A living will can be drafted to allow for the mother’s life to be preserved until such time as a viable fetus can be removed by including such language as follows:
If, upon the occurrence of a triggering event, I am pregnant, and life sustaining measures can possibly preserve the life of my baby, I would like to receive life sustaining treatment until the baby can be removed. Once the baby is removed, I do not want to receive life sustaining treatment if a triggering event has occurred.
Again, as a legal document governed by common law, it is not only possible but preferable to customize end-of-life treatment decisions in a way that provides comfort and peace of mind for the client. For example, many clients do not wish to receive life-sustaining measures indefinitely but would like to receive artificial feeding and nutrition for some length of time. In such a case, the practitioner should consider adding the following language:
If I shall in the future sustain substantial and irreversible loss of mental capacity and I am unable to eat or drink without assistance, and tube(s) or other artificial means are required to feed me, and it is highly unlikely that I will ever be able to eat and drink without artificial feeding, then I wish all life sustaining treatment be administered to me for a period not to exceed two (2) months, after which, if I still am unable to eat or drink without assistance, and tubes or other artificial means still are required to feed me, and it remains highly unlikely that I will ever be able to eat and drink without artificial feeding, then I wish to be removed from all life sustaining treatment.
Practitioners in the fields of elder law and estate planning know that nothing is more important than honoring a person’s last wishes. Appreciating that one size does not fit all in end-of-life decisions is critical to good lawyering. Accommodating all the varieties and permutations of end-of-life decision-making is possible with awareness of the issues and options, open and honest conversation, and sensitive drafting. As the court stated in Matter of Westchester County Medical Center on Behalf of O’Connor, “[n]othing less than unequivocal proof will suffice when the decision to terminate life support is at issue.”6 As a writing that provides clear and convincing evidence of a person’s wishes, it is critical that the attorney-draftsperson bring forth and examine clients’ specific wishes and beliefs and tailor living wills to accommodate and reflect such directives.

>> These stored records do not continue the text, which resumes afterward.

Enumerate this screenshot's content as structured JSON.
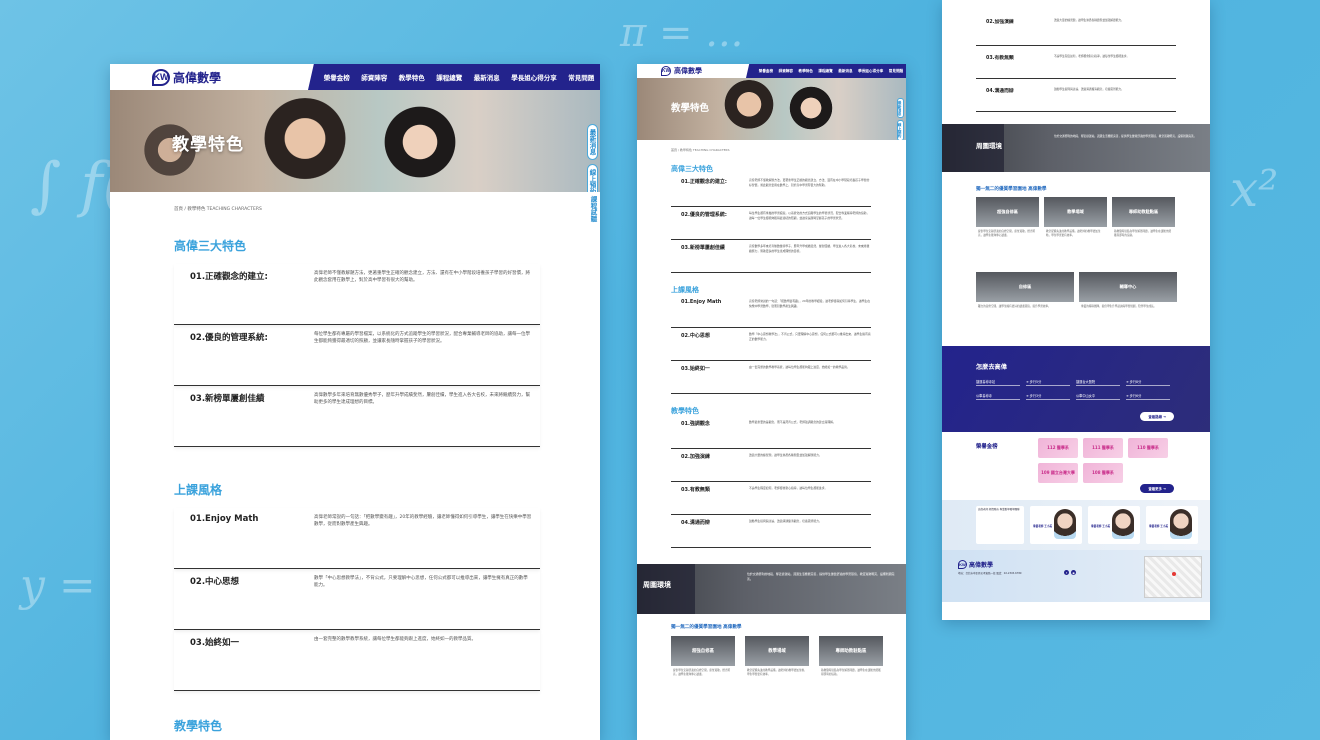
{
  "brand": {
    "logo_mark": "KW",
    "name": "高偉數學"
  },
  "nav": [
    "榮譽金榜",
    "師資陣容",
    "教學特色",
    "課程總覽",
    "最新消息",
    "學長姐心得分享",
    "常見問題"
  ],
  "hero_title": "教學特色",
  "side_tabs": [
    "最新消息",
    "線上預約",
    "課程試聽"
  ],
  "breadcrumb": "首頁 / 教學特色  TEACHING CHARACTERS",
  "sections": [
    {
      "title": "高偉三大特色",
      "items": [
        {
          "head": "01.正確觀念的建立:",
          "body": "高偉老師不僅教解題方法，更著重學生正確的觀念建立，方法、還有在中小學階段培養孩子學習的好習慣，將此觀念套用在數學上，對於高中學習有很大的幫助。"
        },
        {
          "head": "02.優良的管理系統:",
          "body": "每位學生都有專屬的學習檔案，以系統化的方式追蹤學生的學習狀況，配合專業輔導老師的協助，讓每一位學生都能夠獲得最適切的照顧，並讓家長隨時掌握孩子的學習狀況。"
        },
        {
          "head": "03.新榜單屢創佳績",
          "body": "高偉數學多年來培育無數優秀學子，歷年升學成績斐然，屢創佳績，學生進入各大名校，未來將繼續努力，幫助更多的學生達成理想的目標。"
        }
      ]
    },
    {
      "title": "上課風格",
      "items": [
        {
          "head": "01.Enjoy Math",
          "body": "高偉老師常說的一句話：「把數學變有趣」，20年的教學經驗，讓老師懂得如何引導學生，讓學生在快樂中學習數學，從而對數學產生興趣。"
        },
        {
          "head": "02.中心思想",
          "body": "數學「中心思想教學法」，不背公式，只要理解中心思想，任何公式都可以推導出來，讓學生擁有真正的數學能力。"
        },
        {
          "head": "03.始終如一",
          "body": "由一套完整的數學教學系統，讓每位學生都能夠跟上進度，始終如一的教學品質。"
        }
      ]
    },
    {
      "title": "教學特色"
    }
  ],
  "mid_section3_items": [
    {
      "head": "01.強調觀念",
      "body": "數學最重要的是觀念，而不是死背公式，老師強調觀念的建立與理解。"
    },
    {
      "head": "02.加強演練",
      "body": "透過大量的練習題，讓學生熟悉各種題型並加強解題能力。"
    },
    {
      "head": "03.有教無類",
      "body": "不論學生程度如何，老師都會耐心指導，讓每位學生都能進步。"
    },
    {
      "head": "04.溝通而辯",
      "body": "鼓勵學生提問與討論，透過溝通釐清觀念，培養思辨能力。"
    }
  ],
  "environment": {
    "label": "周圍環境",
    "text": "位於交通便利的地段，鄰近捷運站，週邊生活機能完善，提供學生優質舒適的學習環境，教室寬敞明亮，設備新穎完善。",
    "tiles_title": "獨一無二的優質學習園地 高偉數學",
    "tiles": [
      {
        "name": "超強自修區",
        "caption": "提供學生安靜舒適的自修空間，座位寬敞，燈光明亮，讓學生能夠專心讀書。"
      },
      {
        "name": "教學場域",
        "caption": "教室配備先進的教學設備，讓老師的教學更加生動，學生學習更有效率。"
      },
      {
        "name": "專師助教駐點區",
        "caption": "助教隨時駐點為學生解答問題，讓學生在課後也能獲得即時的協助。"
      },
      {
        "name": "自修區",
        "caption": "獨立的自修空間，讓學生擁有更好的讀書環境，提升學習效率。"
      },
      {
        "name": "輔導中心",
        "caption": "專業的輔導團隊，提供學生升學諮詢與學習規劃，陪伴學生成長。"
      }
    ]
  },
  "how_to_get": {
    "title": "怎麼去高偉",
    "grid": [
      "捷運善導寺站",
      "➔ 步行5分",
      "捷運台大醫院",
      "➔ 步行8分",
      "公車善導寺",
      "➔ 步行3分",
      "公車中山女中",
      "➔ 步行6分"
    ],
    "button": "查看路線 ➜"
  },
  "honor": {
    "title": "榮譽金榜",
    "badges": [
      "112 醫學系",
      "111 醫學系",
      "110 醫學系",
      "109 國立台灣大學",
      "108 醫學系"
    ],
    "button": "查看更多 ➜"
  },
  "teachers": {
    "info": "高偉老師 師資陣容 專業數學教學團隊",
    "cards": [
      "專業老師 王小美",
      "專業老師 王小美",
      "專業老師 王小美"
    ]
  },
  "footer": {
    "address": "地址：台北市中正區忠孝東路一段 電話：02-2345-6789",
    "social": [
      "f",
      "◉"
    ]
  },
  "colors": {
    "primary": "#23238c",
    "accent": "#3aa2dc",
    "background": "#55b7e1"
  }
}
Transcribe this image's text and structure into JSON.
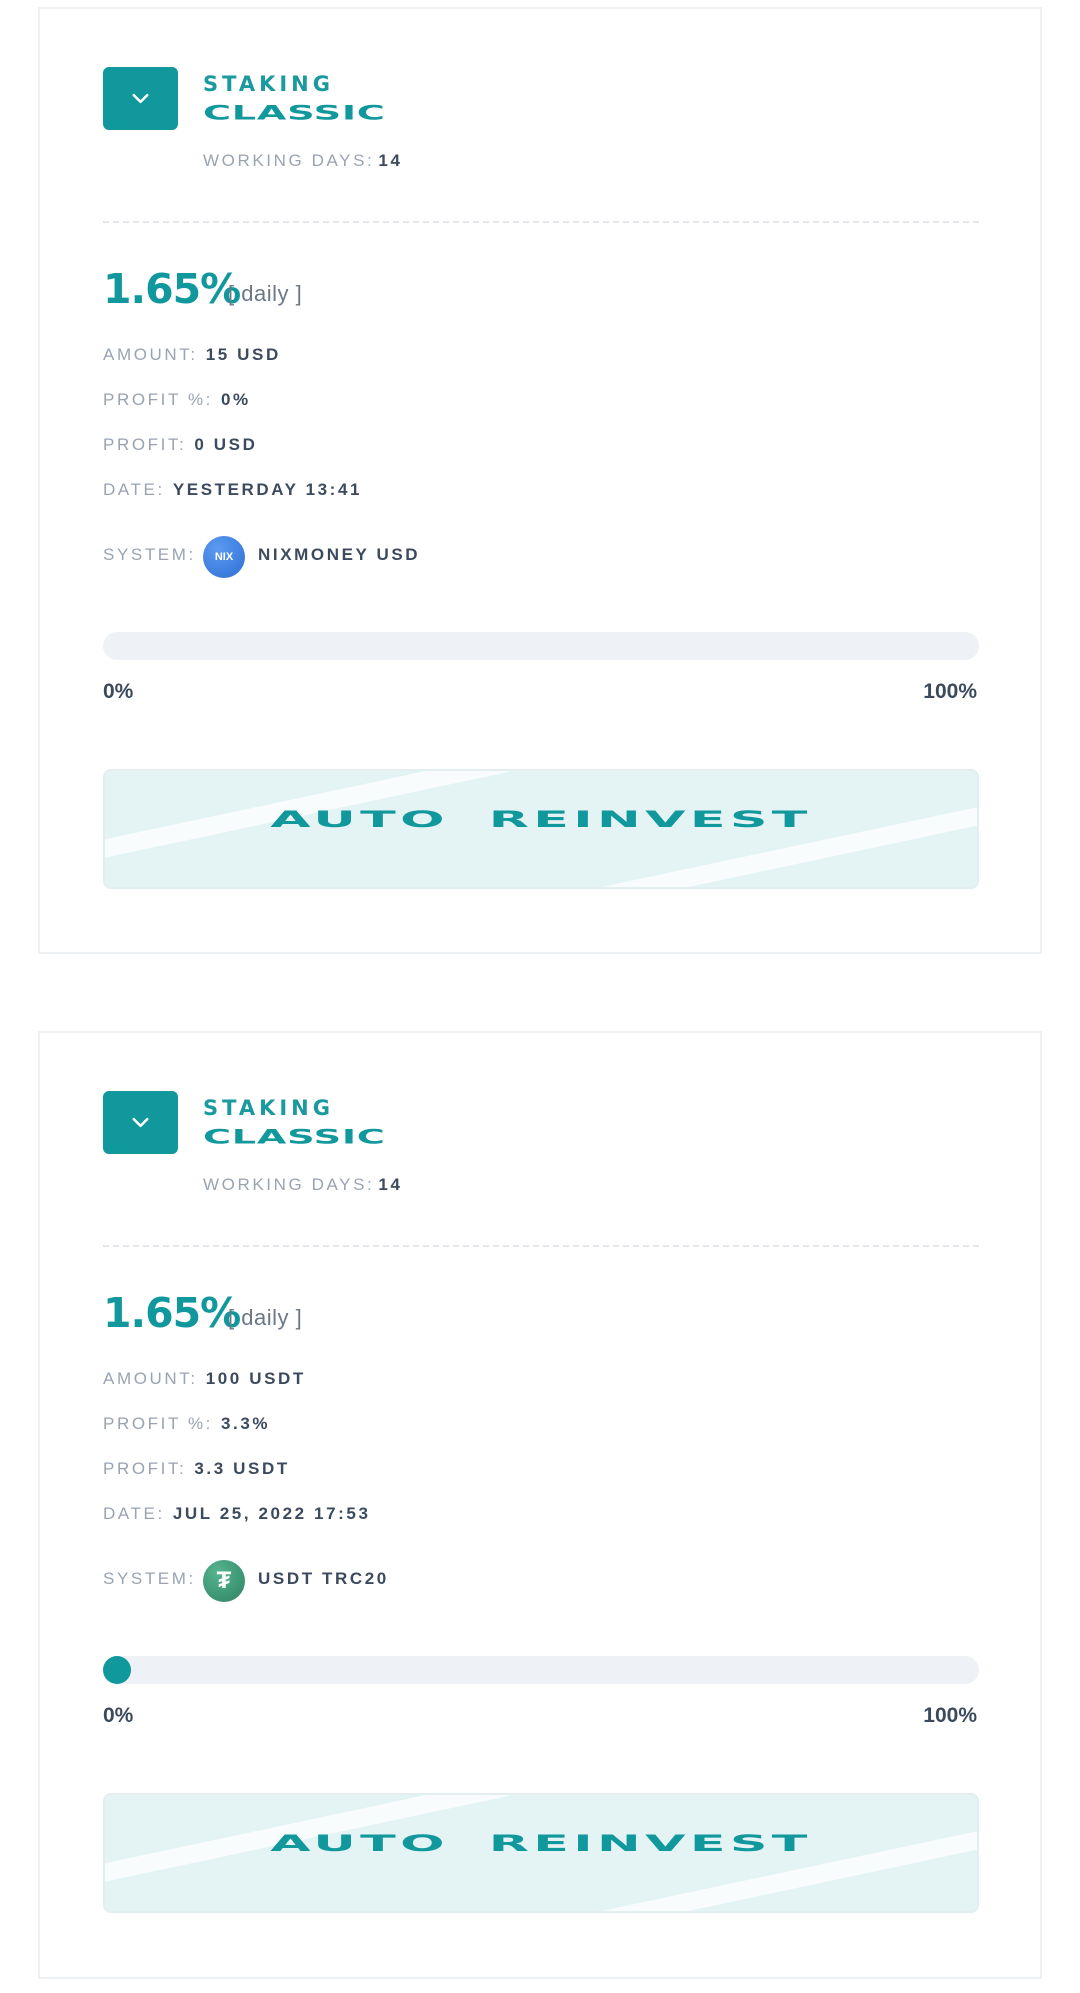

Jennifer B. Cona is the managing partner of the elder law and estate planning firm of Genser Dubow Genser & Cona. Lynn Kay is an associate at the firm.
1. Matter of Westchester County Medical Center on Behalf of O’Connor, 72 N.Y.2d 517, 530 (1988).
2. Id. at 531.
3. Matter of May v. The Wartburg Health Care Center, 5/8/97 NYLJ, p. 34, col. 4 (Sup. Ct. Westchester County).
4. New York Public Health Law §2981(2)(a).
5. A “triggering event” is generally defined as the loss of mental capacity coupled with either 1) the need for artificial feeding or 2) the diagnosis of an incurable or irreversible condition likely to cause death within a relatively short time.
6. Matter of Westchester County Medical Center on Behalf of O’Connor, 72 N.Y.2d at 529.